Abstract

ABSTRACTCommunity health workers (CHWs) affiliated with community-based organisations are central to the implementation of primary health care in district health services in South Africa. Here, we explore factors that affect the provision of and access to care in two provinces – Gauteng and Eastern Cape. Drawing on narratives of care recipients and the CHWs who support them, we illustrate the complex issues surrounding health maintenance and primary care outreach in poor communities, and describe how the intimate interactions between providers and recipients work to build trust. In the study we report here, householders in Gauteng Province had poor access to health care and other services, complicating the impoverished circumstances of their everyday lives. The limited resources available to CHWs hindered their ability to meet householders’ needs and for householders to benefit from existing services. CHWs in the Eastern Cape were better able to address the needs of poor householders because of the organisational support available to them.
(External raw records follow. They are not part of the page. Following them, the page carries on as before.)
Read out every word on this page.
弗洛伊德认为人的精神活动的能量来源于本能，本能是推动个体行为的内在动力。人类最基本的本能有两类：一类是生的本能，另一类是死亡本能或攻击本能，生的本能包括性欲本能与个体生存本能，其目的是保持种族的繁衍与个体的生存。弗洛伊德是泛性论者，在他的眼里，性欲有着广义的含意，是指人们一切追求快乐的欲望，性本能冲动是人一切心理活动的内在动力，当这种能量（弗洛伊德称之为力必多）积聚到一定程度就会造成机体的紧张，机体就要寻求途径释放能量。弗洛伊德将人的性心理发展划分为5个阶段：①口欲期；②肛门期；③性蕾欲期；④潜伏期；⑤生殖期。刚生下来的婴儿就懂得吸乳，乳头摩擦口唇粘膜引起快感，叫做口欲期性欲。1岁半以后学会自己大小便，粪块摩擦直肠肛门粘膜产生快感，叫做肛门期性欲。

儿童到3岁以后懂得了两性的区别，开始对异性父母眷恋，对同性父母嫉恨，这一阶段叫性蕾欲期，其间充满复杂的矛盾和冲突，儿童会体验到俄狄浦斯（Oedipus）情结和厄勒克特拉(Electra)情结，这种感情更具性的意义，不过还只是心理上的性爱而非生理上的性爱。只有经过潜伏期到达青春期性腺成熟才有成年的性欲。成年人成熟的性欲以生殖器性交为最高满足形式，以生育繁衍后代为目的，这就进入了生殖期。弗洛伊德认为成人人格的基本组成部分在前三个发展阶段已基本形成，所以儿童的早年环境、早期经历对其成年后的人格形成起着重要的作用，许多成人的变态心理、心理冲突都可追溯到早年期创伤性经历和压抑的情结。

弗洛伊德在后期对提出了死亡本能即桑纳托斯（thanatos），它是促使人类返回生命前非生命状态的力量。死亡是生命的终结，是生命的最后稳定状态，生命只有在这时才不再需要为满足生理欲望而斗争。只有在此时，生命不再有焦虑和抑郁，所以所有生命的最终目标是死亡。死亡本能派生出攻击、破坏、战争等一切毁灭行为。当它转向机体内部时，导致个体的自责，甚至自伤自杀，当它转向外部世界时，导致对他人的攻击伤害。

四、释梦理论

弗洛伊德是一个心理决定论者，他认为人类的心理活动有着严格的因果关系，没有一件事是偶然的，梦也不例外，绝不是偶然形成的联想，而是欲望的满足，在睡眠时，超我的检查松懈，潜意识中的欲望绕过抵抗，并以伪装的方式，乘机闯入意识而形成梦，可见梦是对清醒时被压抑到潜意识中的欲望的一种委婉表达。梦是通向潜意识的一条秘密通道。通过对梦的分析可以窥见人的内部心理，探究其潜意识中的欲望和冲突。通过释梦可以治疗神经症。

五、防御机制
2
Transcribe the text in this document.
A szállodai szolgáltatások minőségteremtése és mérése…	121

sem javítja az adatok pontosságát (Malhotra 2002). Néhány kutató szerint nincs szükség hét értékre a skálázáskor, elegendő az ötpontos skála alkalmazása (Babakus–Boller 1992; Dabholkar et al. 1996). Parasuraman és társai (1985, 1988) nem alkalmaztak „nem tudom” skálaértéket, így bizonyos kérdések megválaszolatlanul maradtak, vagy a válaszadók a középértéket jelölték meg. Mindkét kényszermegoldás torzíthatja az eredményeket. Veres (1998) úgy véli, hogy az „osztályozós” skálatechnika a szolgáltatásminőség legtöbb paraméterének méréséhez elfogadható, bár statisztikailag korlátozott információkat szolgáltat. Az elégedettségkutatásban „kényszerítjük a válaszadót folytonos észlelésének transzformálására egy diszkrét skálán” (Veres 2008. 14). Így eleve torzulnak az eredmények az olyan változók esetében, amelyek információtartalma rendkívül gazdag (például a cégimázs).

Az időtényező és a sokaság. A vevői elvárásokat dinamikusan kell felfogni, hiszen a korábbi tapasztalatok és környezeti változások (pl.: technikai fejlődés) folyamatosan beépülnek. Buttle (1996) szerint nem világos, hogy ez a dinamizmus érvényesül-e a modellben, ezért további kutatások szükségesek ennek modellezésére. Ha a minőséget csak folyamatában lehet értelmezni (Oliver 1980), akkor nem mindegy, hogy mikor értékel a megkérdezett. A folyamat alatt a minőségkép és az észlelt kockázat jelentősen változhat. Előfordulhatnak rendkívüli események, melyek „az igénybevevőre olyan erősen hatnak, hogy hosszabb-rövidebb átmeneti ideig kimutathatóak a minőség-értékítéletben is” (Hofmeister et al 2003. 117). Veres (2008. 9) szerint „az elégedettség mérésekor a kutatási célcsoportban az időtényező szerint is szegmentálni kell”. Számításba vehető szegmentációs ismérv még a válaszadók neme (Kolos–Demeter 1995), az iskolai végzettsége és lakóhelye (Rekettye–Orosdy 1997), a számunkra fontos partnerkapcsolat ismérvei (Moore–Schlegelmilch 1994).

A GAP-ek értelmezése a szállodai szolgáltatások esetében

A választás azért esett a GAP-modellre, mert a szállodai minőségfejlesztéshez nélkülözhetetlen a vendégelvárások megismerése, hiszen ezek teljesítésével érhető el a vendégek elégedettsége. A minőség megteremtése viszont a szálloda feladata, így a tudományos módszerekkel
Based on an ethos of integrated and holistic care, this enabled the CHWs to address the recipients’ context-related needs, and health and medical needs, while building greater levels of trust with their clients.

Highlights

  • The persistence of health inequities in low and middle income countries has been a strong driver for changes in health systems and in mechanisms for the provision of health care

  • While difficulties in ensuring synergies and collaboration have continued at national policy levels, primary health care (PHC) has been emphasised as central to achieving better health outcomes

  • In the delivery of PHC, community health workers (CHWs) are commonly identified as critical because of their capacity to work closely with vulnerable communities and individuals, and to address problems arising from limitations in the number of trained health workers able to work at this level (Christopher, Le May, Lewin, & Ross, 2011; Maes & Kalofonos, 2013)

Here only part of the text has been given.